(Recording of Livestream Event from earlier today)
Vimeo:
The biggest flaw I see with /e/OS is that they do not have admin control enabled by default for device owners (like, for example, CyanogenMod did). Because of that, Librem5 and PinePhone are far superior for a device owner to control their own device and protect their own interests, including privacy.
Except for that fatal flaw, I love what /e/ foundation is doing.
As in “rooting” the device?
1 Like
Right. As it is, seems like /e/ is placing significant restrictions on what you can/cannot do with your own device by default.
Isn’t it still possible to root an /e/phone? I’ve never looked into it myself.
I just posted instructions a few days ago on the Teracube community forum for rooting my Murena Teracube 2e (/e/ OS preloaded) using Magisk. This is the second phone running /e/ that I rooted. It is pretty straightforward, you just have to have a little proficiency at command line, to use fastboot.

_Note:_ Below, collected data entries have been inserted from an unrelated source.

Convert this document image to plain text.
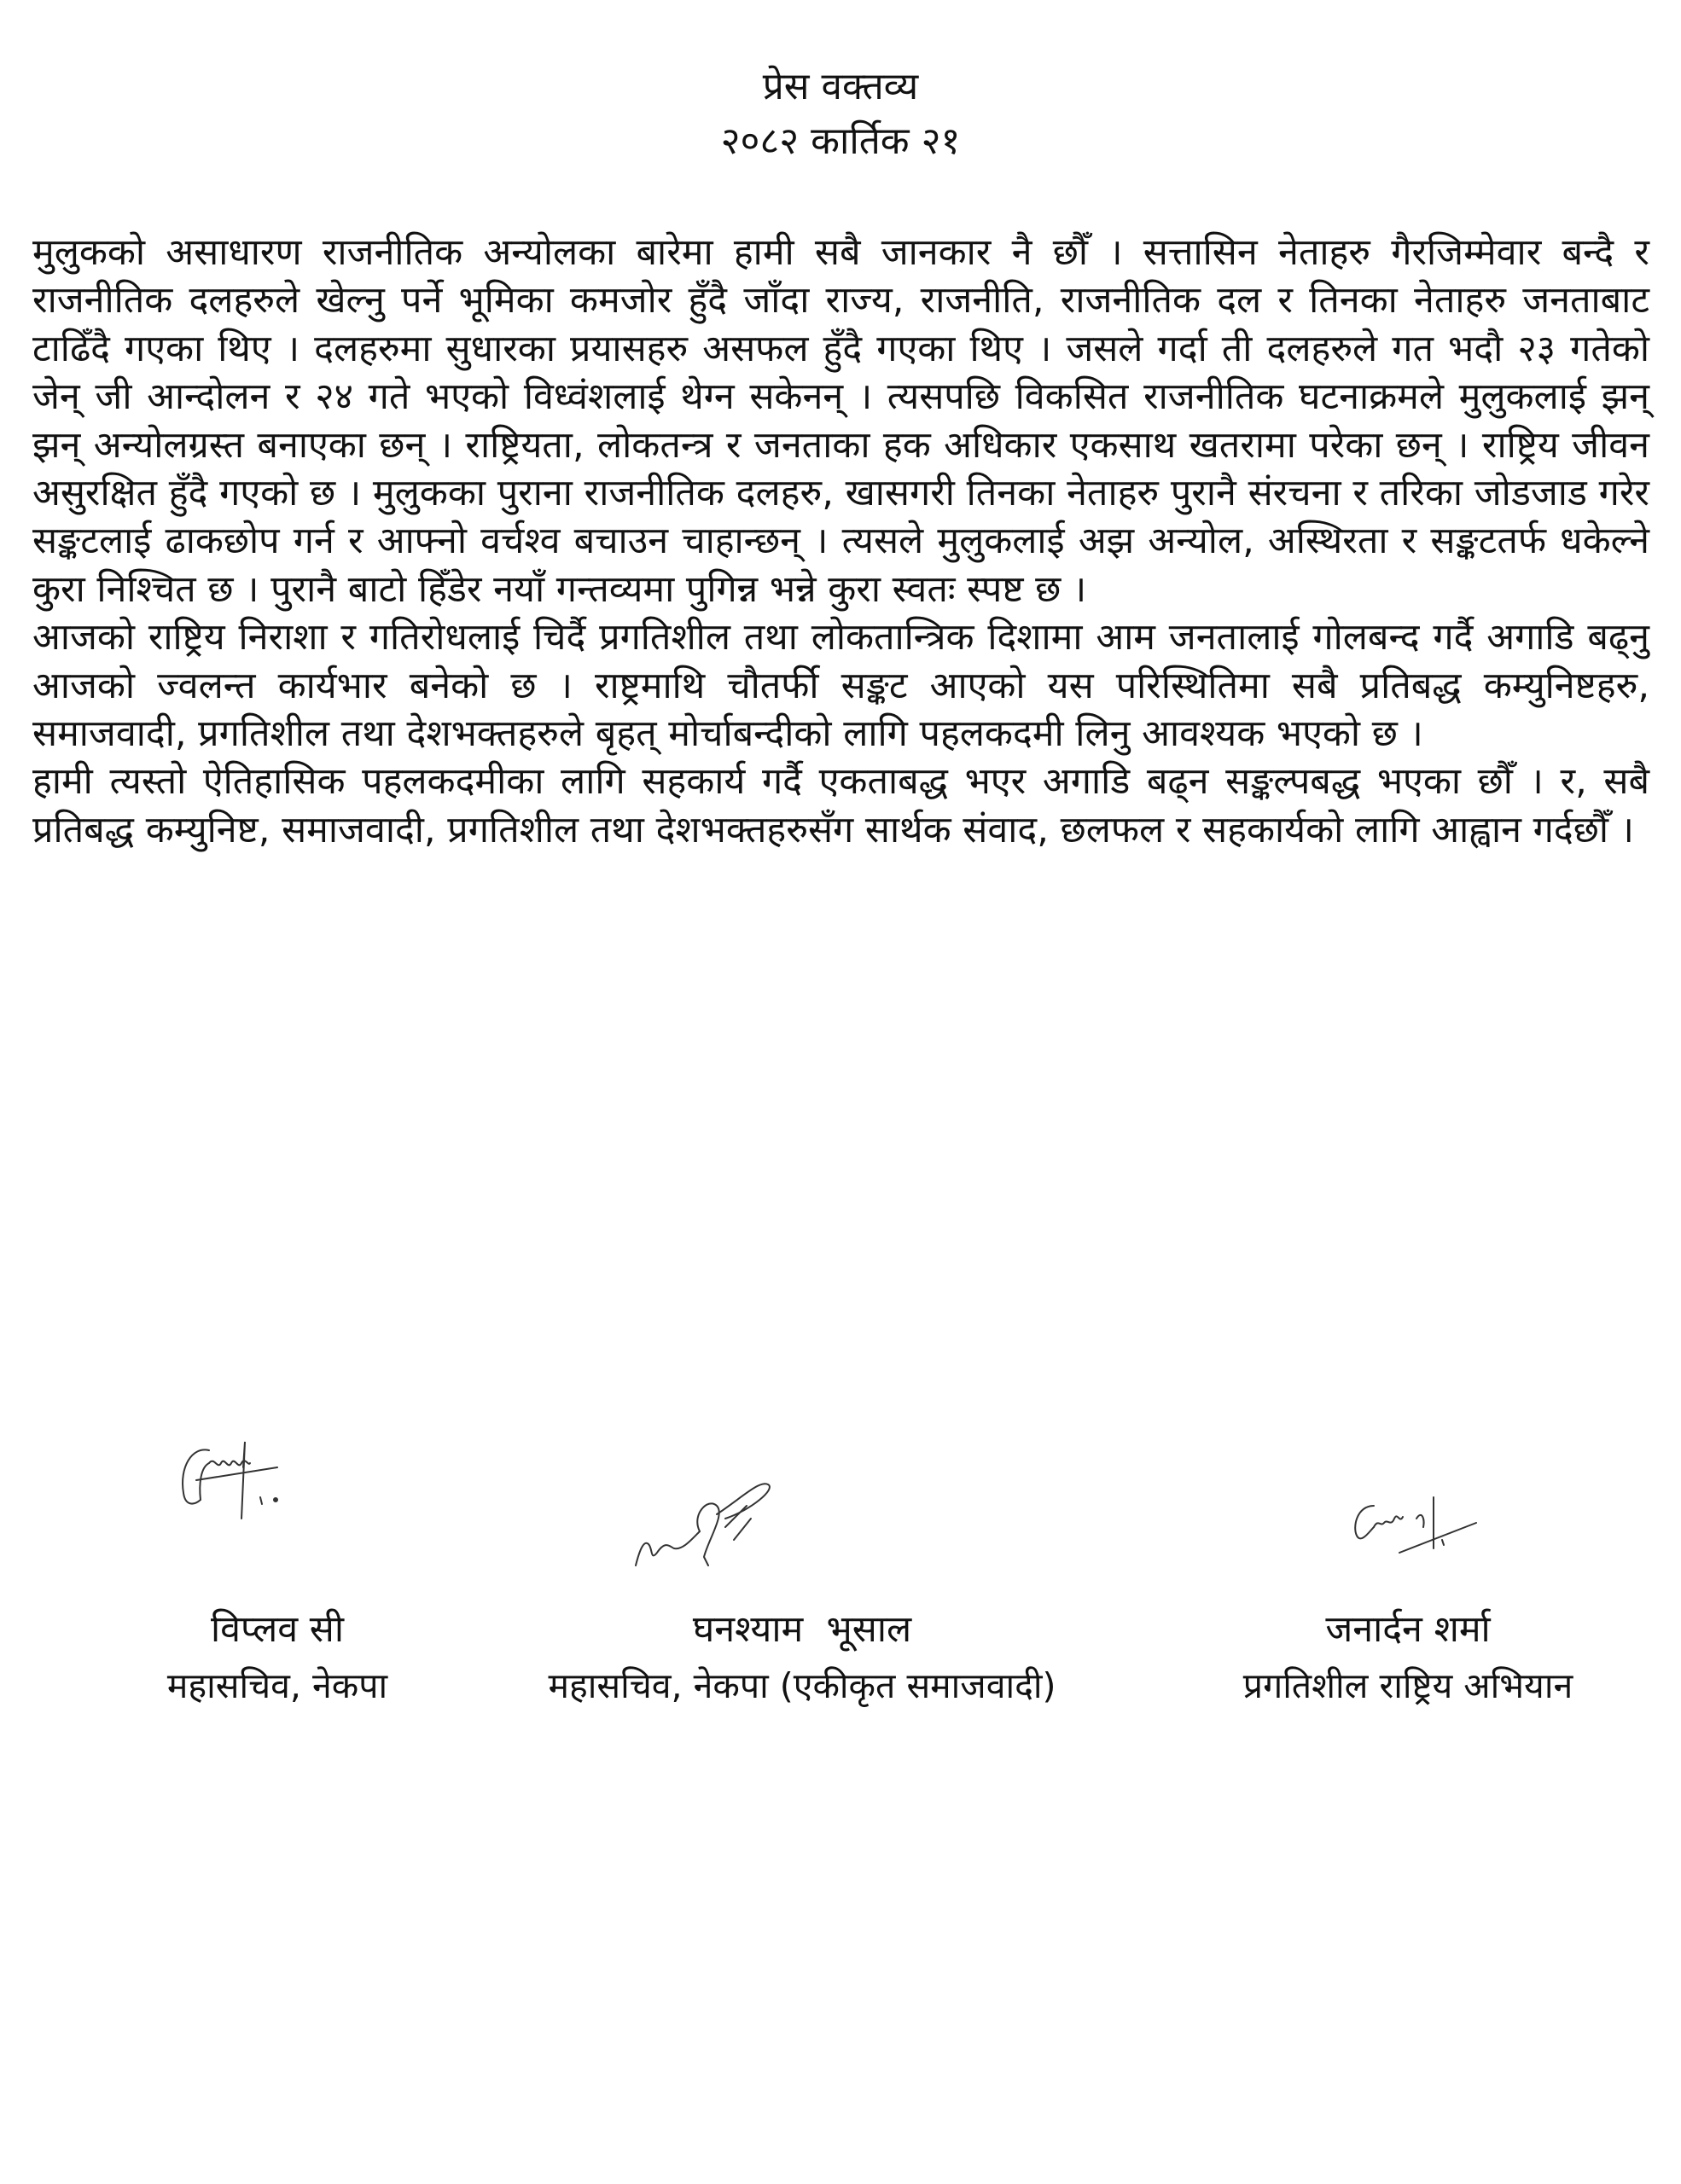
प्रेस वक्तव्य
२०८२ कार्तिक २१

मुलुकको असाधारण राजनीतिक अन्योलका बारेमा हामी सबै जानकार नै छौँ । सत्तासिन नेताहरु गैरजिम्मेवार बन्दै र राजनीतिक दलहरुले खेल्नु पर्ने भूमिका कमजोर हुँदै जाँदा राज्य, राजनीति, राजनीतिक दल र तिनका नेताहरु जनताबाट टाढिँदै गएका थिए । दलहरुमा सुधारका प्रयासहरु असफल हुँदै गएका थिए । जसले गर्दा ती दलहरुले गत भदौ २३ गतेको जेन् जी आन्दोलन र २४ गते भएको विध्वंशलाई थेग्न सकेनन् । त्यसपछि विकसित राजनीतिक घटनाक्रमले मुलुकलाई झन् झन् अन्योलग्रस्त बनाएका छन् । राष्ट्रियता, लोकतन्त्र र जनताका हक अधिकार एकसाथ खतरामा परेका छन् । राष्ट्रिय जीवन असुरक्षित हुँदै गएको छ । मुलुकका पुराना राजनीतिक दलहरु, खासगरी तिनका नेताहरु पुरानै संरचना र तरिका जोडजाड गरेर सङ्कटलाई ढाकछोप गर्न र आफ्नो वर्चश्व बचाउन चाहान्छन् । त्यसले मुलुकलाई अझ अन्योल, अस्थिरता र सङ्कटतर्फ धकेल्ने कुरा निश्चित छ । पुरानै बाटो हिँडेर नयाँ गन्तव्यमा पुगिन्न भन्ने कुरा स्वतः स्पष्ट छ ।

आजको राष्ट्रिय निराशा र गतिरोधलाई चिर्दै प्रगतिशील तथा लोकतान्त्रिक दिशामा आम जनतालाई गोलबन्द गर्दै अगाडि बढ्नु आजको ज्वलन्त कार्यभार बनेको छ । राष्ट्रमाथि चौतर्फी सङ्कट आएको यस परिस्थितिमा सबै प्रतिबद्ध कम्युनिष्टहरु, समाजवादी, प्रगतिशील तथा देशभक्तहरुले बृहत् मोर्चाबन्दीको लागि पहलकदमी लिनु आवश्यक भएको छ ।

हामी त्यस्तो ऐतिहासिक पहलकदमीका लागि सहकार्य गर्दै एकताबद्ध भएर अगाडि बढ्न सङ्कल्पबद्ध भएका छौँ । र, सबै प्रतिबद्ध कम्युनिष्ट, समाजवादी, प्रगतिशील तथा देशभक्तहरुसँग सार्थक संवाद, छलफल र सहकार्यको लागि आह्वान गर्दछौँ ।

विप्लव सी
महासचिव, नेकपा
घनश्याम  भूसाल
महासचिव, नेकपा (एकीकृत समाजवादी)
जनार्दन शर्मा
प्रगतिशील राष्ट्रिय अभियान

In Murena’s (e foundation’s) defense, they are looking for a secure, private, MAINSTREAM user experience, and a rooted phone can be pretty insecure if the user doesn’t know what they’re doing. While they strive for it to work, “out of the box” they don’t throw up any barriers to you doing what you want to do. They even ship their phones with bootloader already unlocked, which makes rooting much easier if you want to do it.
2 Likes
More generally, I now have their “v1.0” installed on my phone. The biggest change with v1.0 is the “Advanced Privacy” setting, and it is pretty impressive. It allows:
- built-in tracker blocking that can be done wholesale, by individual app, or by individual tracker within the app.
- It also allows built-in GPS spoofing (all or nothing, not sure this can be done on a per-app basis), and
- built-in IP address spoofing, where you can select the country you want to spoof, and select/deselect specific apps that can access your actual IP address.
2 Likes
Very glad to hear of these features. Like I said, I mostly love what /e/ is doing.
It’s not that they are necessarily intending to do anything malicious with no admin control for the device-owner by default–it is just a dangerous precedent to follow along with, because it can be so easily abused. It seems like a very basic digital right to allow a device owner to control their own device. Magisk is great as long as it is not intentionally thwarted, but control by the device owner should be the default. There are ways to structure the defaults to help protect people from misusing root control: for example, big, flashy warnings or a hidden menu. I think most of the concern over the relative insecurity of rooted devices can be traced back to PR-washing by Google and Apple to justify locking people in to ecosystems for the sake of profitability.
1 Like
I think one fairly common issue, though, is that some banks (for example) won’t allow their app to run on rooted devices.
Does this fully replicate the protection of apps such as Blokada 5 and TrackerControl. I use Blokada 5 and I know that I can load any number of specific block lists suited to my needs (i.e. “extremely-overkill-anti-Facebook-anti-Google” types) 
I’m on v1.0 also, but I havent activated Advanced Privacy. I think it needs the VPN slot, right? Like the anti-tracker apps.
Yes, I think it basically does what Blokada and TrackerControl do, but one-stop shop. I tried both of those separate apps before, but didn’t stick with them for various reasons. I had been using the DuckDuckGo browser tool for tracker blocking, as it caused fewer conflicts (subjective, it may also have been my inexperience with earlier versions of TrackerControl).
Advanced Privacy does use the VPN slot, so I had to stop using the DuckDuckGo tool, but I find the interface on Advanced Privacy to be more nimble and user-friendly, so I’m going to stick with it for now. I’ll update here as I find out more.
1 Like
One other thing I was reminded of this morning – without “root by default” you have to re-establish Magisk-based root with a new modified boot.img file each time you upgrade your system (or maybe it’s just on major updates, we’ll see). Fortunately, if you have good instructions (yay me!), it only takes about 10 minutes.
This is a valid critique, and unfortunately, this tactic is not limited to only the rationale for not giving users root. A rooted phone is technically less secure, but in most use cases, the difference is negligible.
1 Like
Works on websites, but how did you block trackers in apps? (If you had any with built-in tracking.)
Do we have any insight into which trackers exactly Advanced Privacy blocks? Does it use a standard block list, such as those that are widely available? I actually use several block lists with Blokada, because one is never enough for me. Lol!
I just saw this entry on the /e/ community forum from someone who has apparently dug into the code (it’s open source, but apparently contains some proprietary code). The poster doesn’t sound all that impressed, but doesn’t give any real critique except the age of some contributing code. The functional aspects of the apps are mostly adapted from existing open source solutions (yay open source). Hopefully, the increased use of this code will lead to improvements all around.
1 Like
Does anyone know if /e/OS for mobile has all incoming connections blocked by default? Trying to find this basic bit of information has been near impossible.
Not sure. Can you elaborate on “incoming connections?”
I mean blocking any and all unsolicited incoming network traffic. Like how UFW in Linux has a default policy to deny all incoming. Aka no open listening ports.